The risks associated with: can be mitigated by following such a diet.

Some of the risks are;

  • Cancer
  • Diabetes
  • Heart Disease
  • High Blood Pressure
2. Seek support.

As a result of the COVID-19 epidemic, many people have adopted unhealthy eating habits, leading to the creation of the phrases “the quarantine fifteen” and “the quarantine nineteen,” which allude to weight gain experienced by those quarantined.

Seeking help from a professional, such as a certified dietitian, who can offer methods based on your lifestyle and dietary choices is the best approach to keeping a healthy relationship with food.

Find a nearby registered dietitian through the Academy of Nutrition and Dietetics’ referral service. Having loved ones behind you as you work to develop a more positive and healthy relationship with food may be a tremendous help. Make sure to enlist a few members of your support system to help in reaching the diet relationship goals desired.

3. Don’t label specific foods as good or bad

There is no supernatural healing power in a cup of broccoli, and no evil in a slice of pizza. According to Anne Lewis, a clinical psychologist in private practice in Indianapolis, while some foods are better for your well-being than others, no food is inherently good or bad.
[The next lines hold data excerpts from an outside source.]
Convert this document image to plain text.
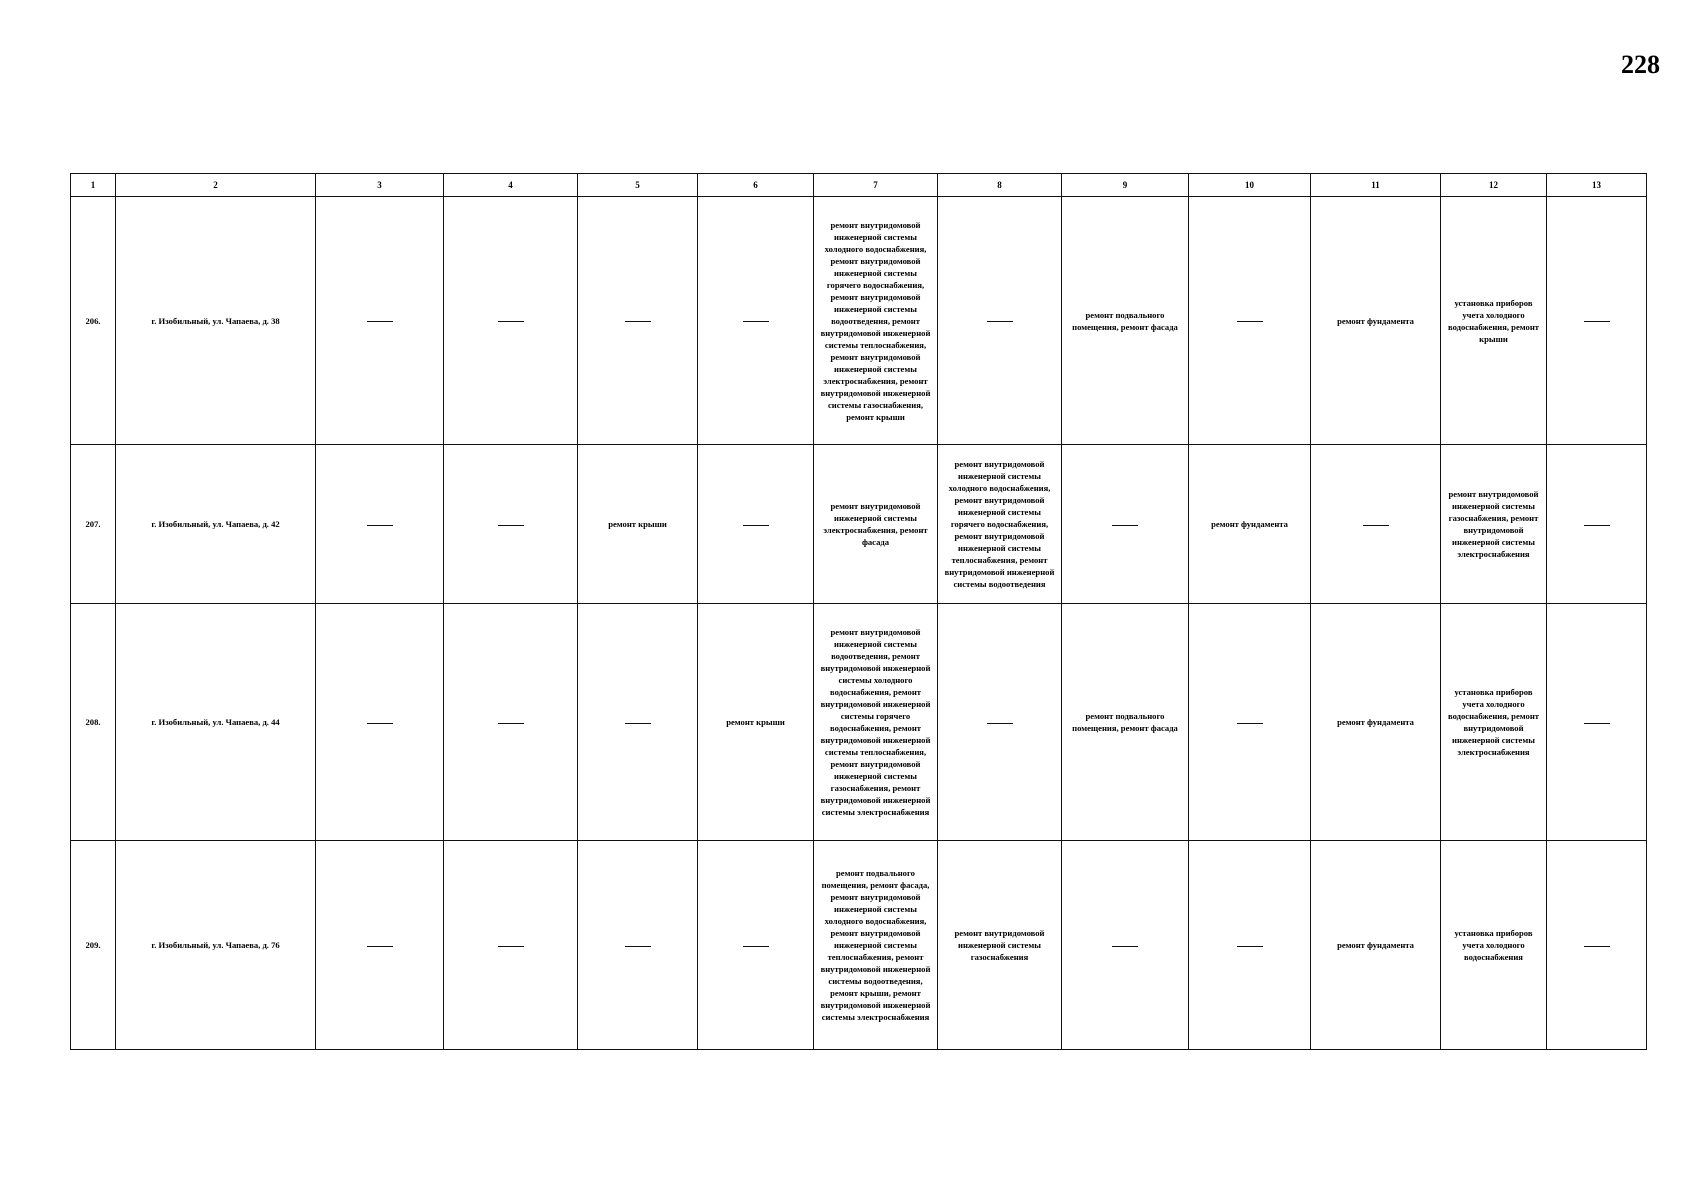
228
1	2	3	4	5	6	7	8	9	10	11	12	13
206.	г. Изобильный, ул. Чапаева, д. 38					ремонт внутридомовой инженерной системы холодного водоснабжения, ремонт внутридомовой инженерной системы горячего водоснабжения, ремонт внутридомовой инженерной системы водоотведения, ремонт внутридомовой инженерной системы теплоснабжения, ремонт внутридомовой инженерной системы электроснабжения, ремонт внутридомовой инженерной системы газоснабжения, ремонт крыши		ремонт подвального помещения, ремонт фасада		ремонт фундамента	установка приборов учета холодного водоснабжения, ремонт крыши	
207.	г. Изобильный, ул. Чапаева, д. 42			ремонт крыши		ремонт внутридомовой инженерной системы электроснабжения, ремонт фасада	ремонт внутридомовой инженерной системы холодного водоснабжения, ремонт внутридомовой инженерной системы горячего водоснабжения, ремонт внутридомовой инженерной системы теплоснабжения, ремонт внутридомовой инженерной системы водоотведения		ремонт фундамента		ремонт внутридомовой инженерной системы газоснабжения, ремонт внутридомовой инженерной системы электроснабжения	
208.	г. Изобильный, ул. Чапаева, д. 44				ремонт крыши	ремонт внутридомовой инженерной системы водоотведения, ремонт внутридомовой инженерной системы холодного водоснабжения, ремонт внутридомовой инженерной системы горячего водоснабжения, ремонт внутридомовой инженерной системы теплоснабжения, ремонт внутридомовой инженерной системы газоснабжения, ремонт внутридомовой инженерной системы электроснабжения		ремонт подвального помещения, ремонт фасада		ремонт фундамента	установка приборов учета холодного водоснабжения, ремонт внутридомовой инженерной системы электроснабжения	
209.	г. Изобильный, ул. Чапаева, д. 76					ремонт подвального помещения, ремонт фасада, ремонт внутридомовой инженерной системы холодного водоснабжения, ремонт внутридомовой инженерной системы теплоснабжения, ремонт внутридомовой инженерной системы водоотведения, ремонт крыши, ремонт внутридомовой инженерной системы электроснабжения	ремонт внутридомовой инженерной системы газоснабжения			ремонт фундамента	установка приборов учета холодного водоснабжения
According to Lewis, giving food items moral status is like giving them weapons. You are not a bad person because you strayed from your diet and ate junk food; beating yourself up over it will just make you feel defeated and cause you to overeat.

4. Minimize your opportunities to make bad choices

If you’re on a low-sugar diet, Lewis says you can still enjoy a small piece of cake on your birthday or at a social gathering with friends.
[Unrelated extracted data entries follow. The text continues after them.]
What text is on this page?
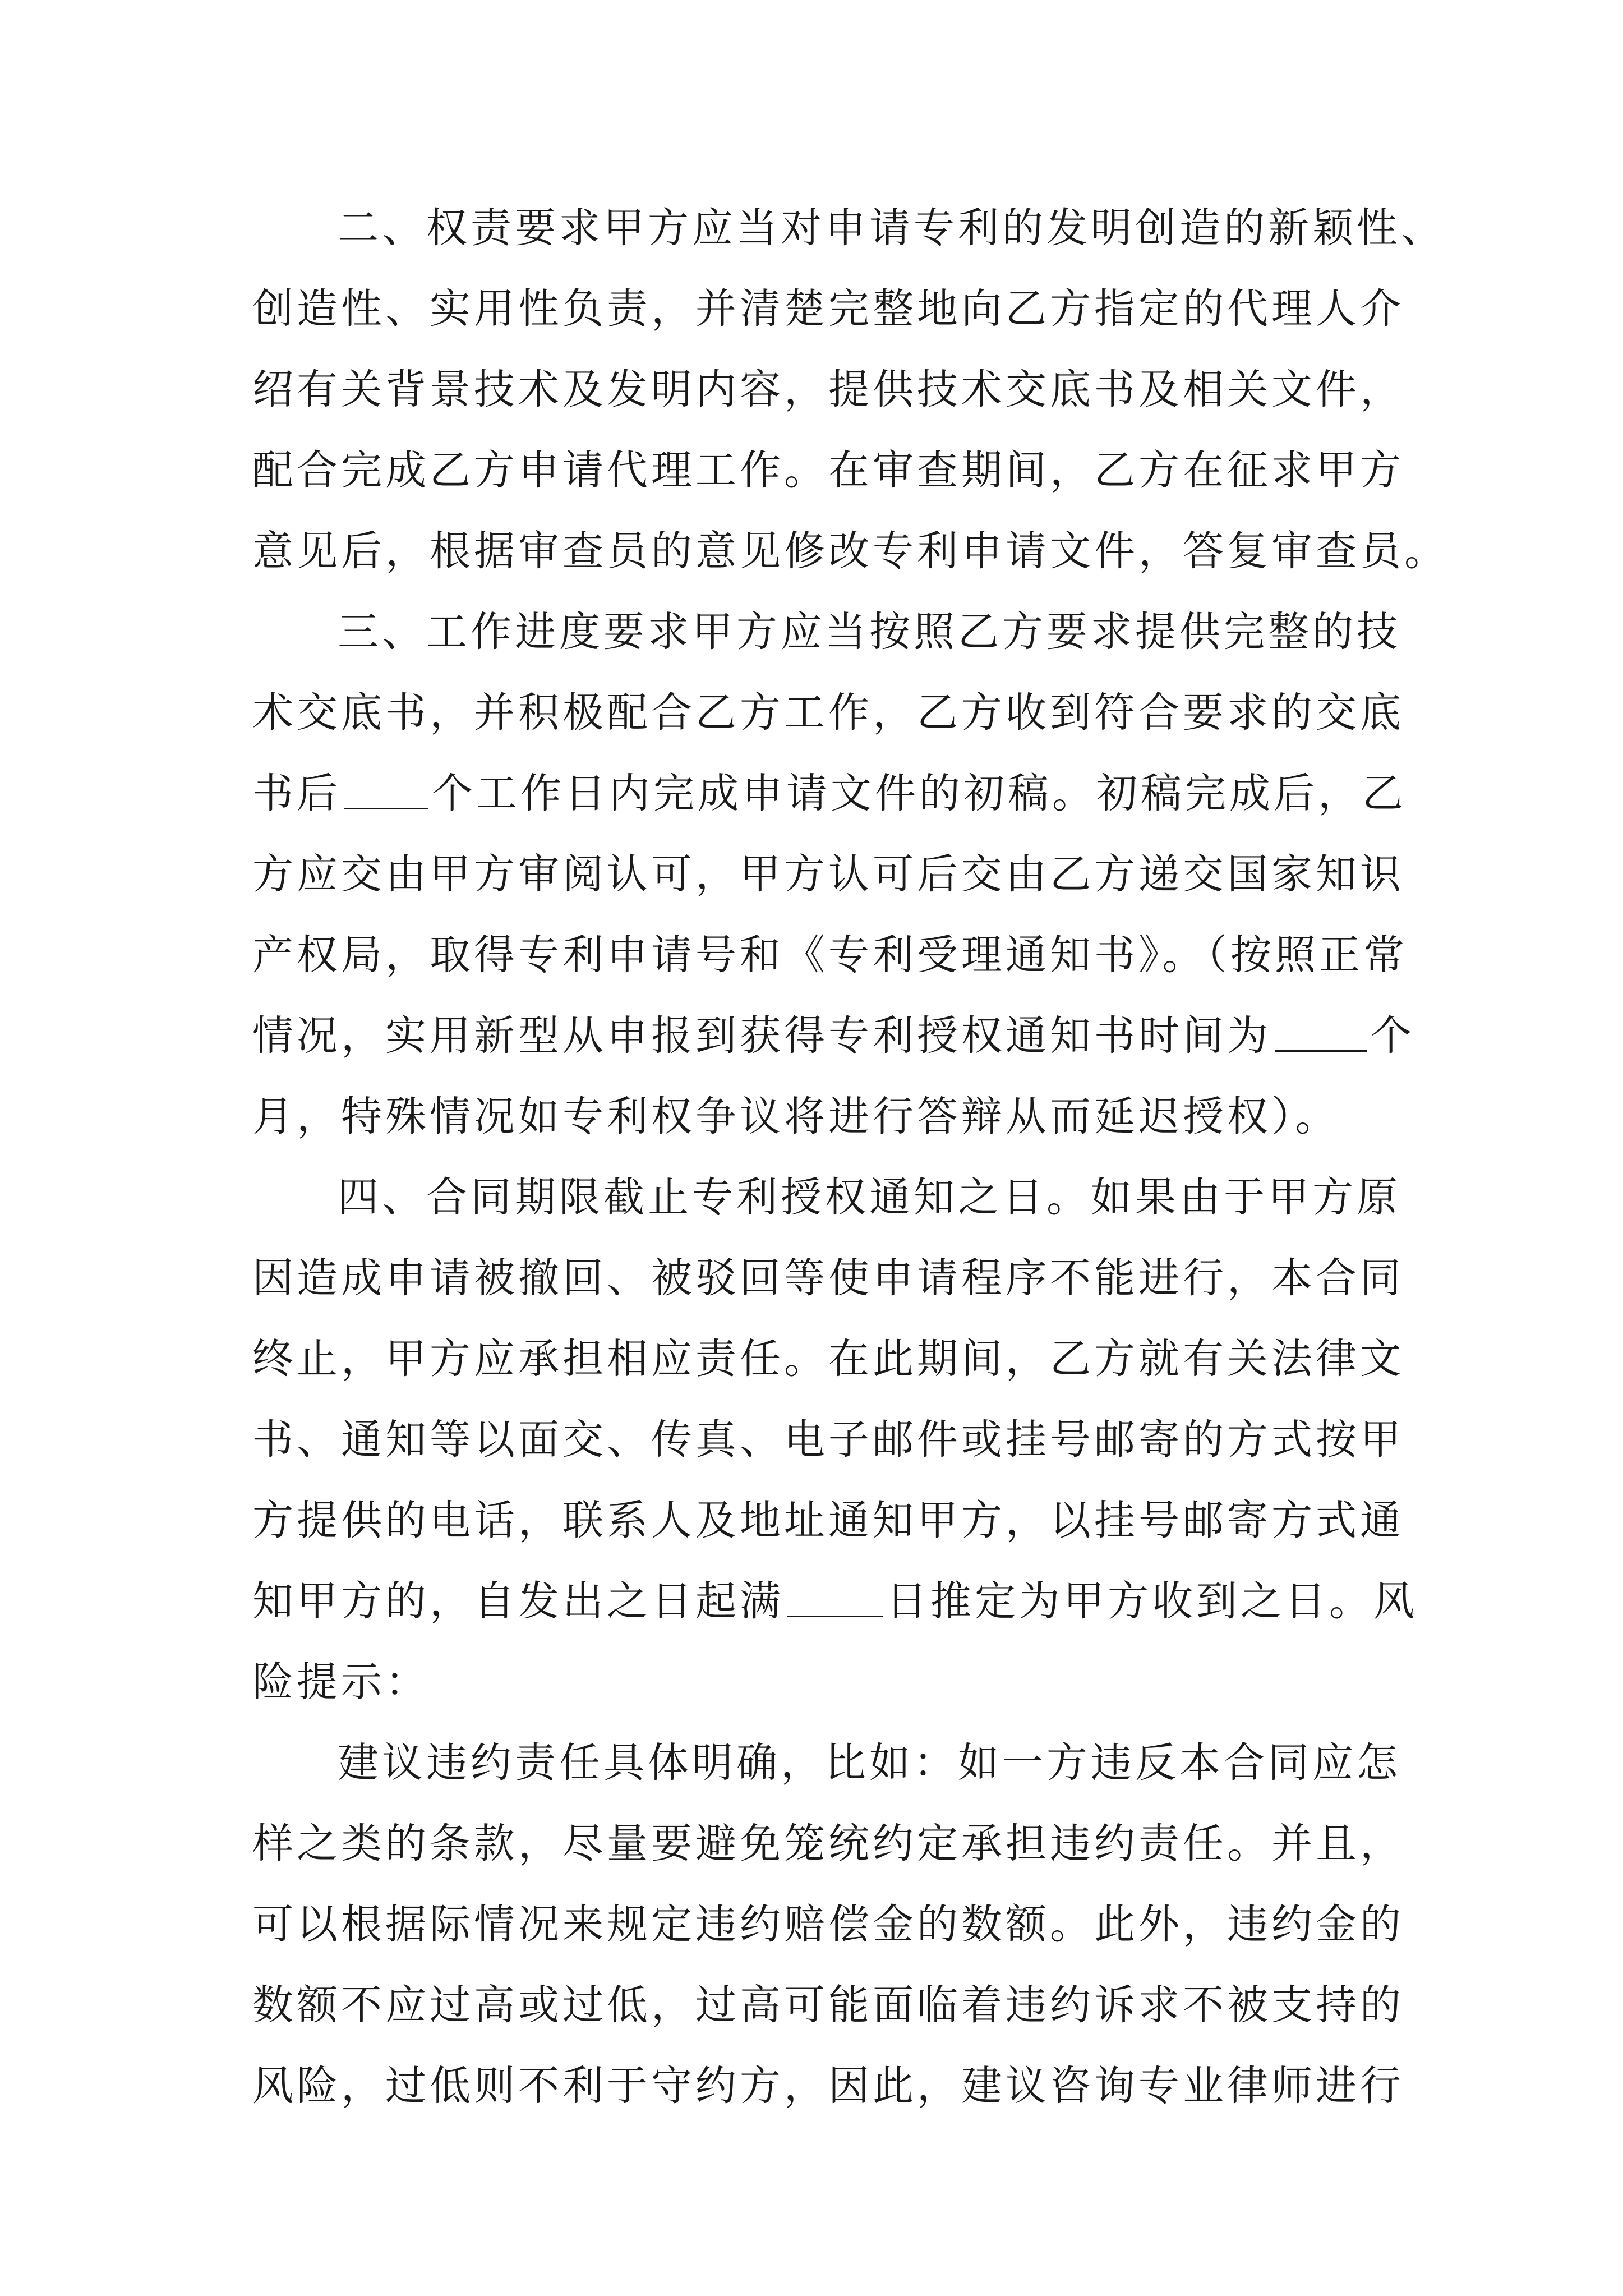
二、权责要求甲方应当对申请专利的发明创造的新颖性、
创造性、实用性负责，并清楚完整地向乙方指定的代理人介
绍有关背景技术及发明内容，提供技术交底书及相关文件，
配合完成乙方申请代理工作。在审查期间，乙方在征求甲方
意见后，根据审查员的意见修改专利申请文件，答复审查员。
三、工作进度要求甲方应当按照乙方要求提供完整的技
术交底书，并积极配合乙方工作，乙方收到符合要求的交底
书后 个工作日内完成申请文件的初稿。初稿完成后，乙
方应交由甲方审阅认可，甲方认可后交由乙方递交国家知识
产权局，取得专利申请号和《专利受理通知书》。（按照正常
情况，实用新型从申报到获得专利授权通知书时间为 个
月，特殊情况如专利权争议将进行答辩从而延迟授权）。
四、合同期限截止专利授权通知之日。如果由于甲方原
因造成申请被撤回、被驳回等使申请程序不能进行，本合同
终止，甲方应承担相应责任。在此期间，乙方就有关法律文
书、通知等以面交、传真、电子邮件或挂号邮寄的方式按甲
方提供的电话，联系人及地址通知甲方，以挂号邮寄方式通
知甲方的，自发出之日起满 日推定为甲方收到之日。风
险提示：
建议违约责任具体明确，比如：如一方违反本合同应怎
样之类的条款，尽量要避免笼统约定承担违约责任。并且，
可以根据际情况来规定违约赔偿金的数额。此外，违约金的
数额不应过高或过低，过高可能面临着违约诉求不被支持的
风险，过低则不利于守约方，因此，建议咨询专业律师进行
Try to save cake for exceptional occasions only. Do not keep the cake in the house on a regular basis. Lewis claims that having certain meals readily available can lead to compulsive overeating. If you host a birthday party and there is cake left over, you should either give it away or throw it away.

5. Don’t get too restrictive.

If you’re trying to lose weight, instead of cutting out certain foods altogether, give yourself permission to have a small serving of your favourite treat once a week. Clifford recommends limiting yourself to one donut once every seven days rather than trying to eliminate them entirely from your diet.

It may be unreasonable to try to abstain from a certain food forever. Avoid binge eating by including treats in your diet moderately rather than feeling like a failure if you indulge in one.

6. Keep a food journal.

Not only should you record what you consume, but also how you’re feeling. Clifford suggests keeping a food and mood journal to help you identify patterns.

When you’re feeling down, you could find that you consume more chips, cookies, and other unhealthy snacks than usual. As an alternative to reaching for that bag of chips, try breathing deeply or going for a quick stroll.

7. Try cooking.

To avoid the hassle of reheating a meal in a microwave or stopping at a fast food restaurant on the way home, try preparing a homemade dinner instead.

A high level of culinary expertise is not required. What Clifford means by saying, “Cooking can be incredibly simple,” is that anyone can do it. One option is to simply purchase a steamer and use it to cook your greens. Indoor grilling is as nice as it gets. If you’ve gone through the trouble of shopping for and preparing your own meal, you’ll enjoy it that much more. The result is increased awareness.

8. Set yourself up for success at the grocery store.

In the words of Dr Michael Russo, a general surgeon specialising in bariatric surgery at Orange Coast Medical Center’s MemorialCare Surgical Weight Loss Center in Fountain Valley, California, “the battle to maintain a balanced relationship with food begins at the supermarket,” where what you buy will greatly determine whether or not you will maintain healthy eating habits.

Conclusion-

If you want to eat healthier, Russo recommends sticking to the supermarket’s outer aisles where things like fresh vegetables, lean meats, dairy products, and baked goods can be found, and staying away from the supermarket’s inner aisles where things like snacks foods and sugary desserts can be found. Instead of picking up cakes, muffins, and cookies when you’re at the bakery department, go for the whole-grain bread.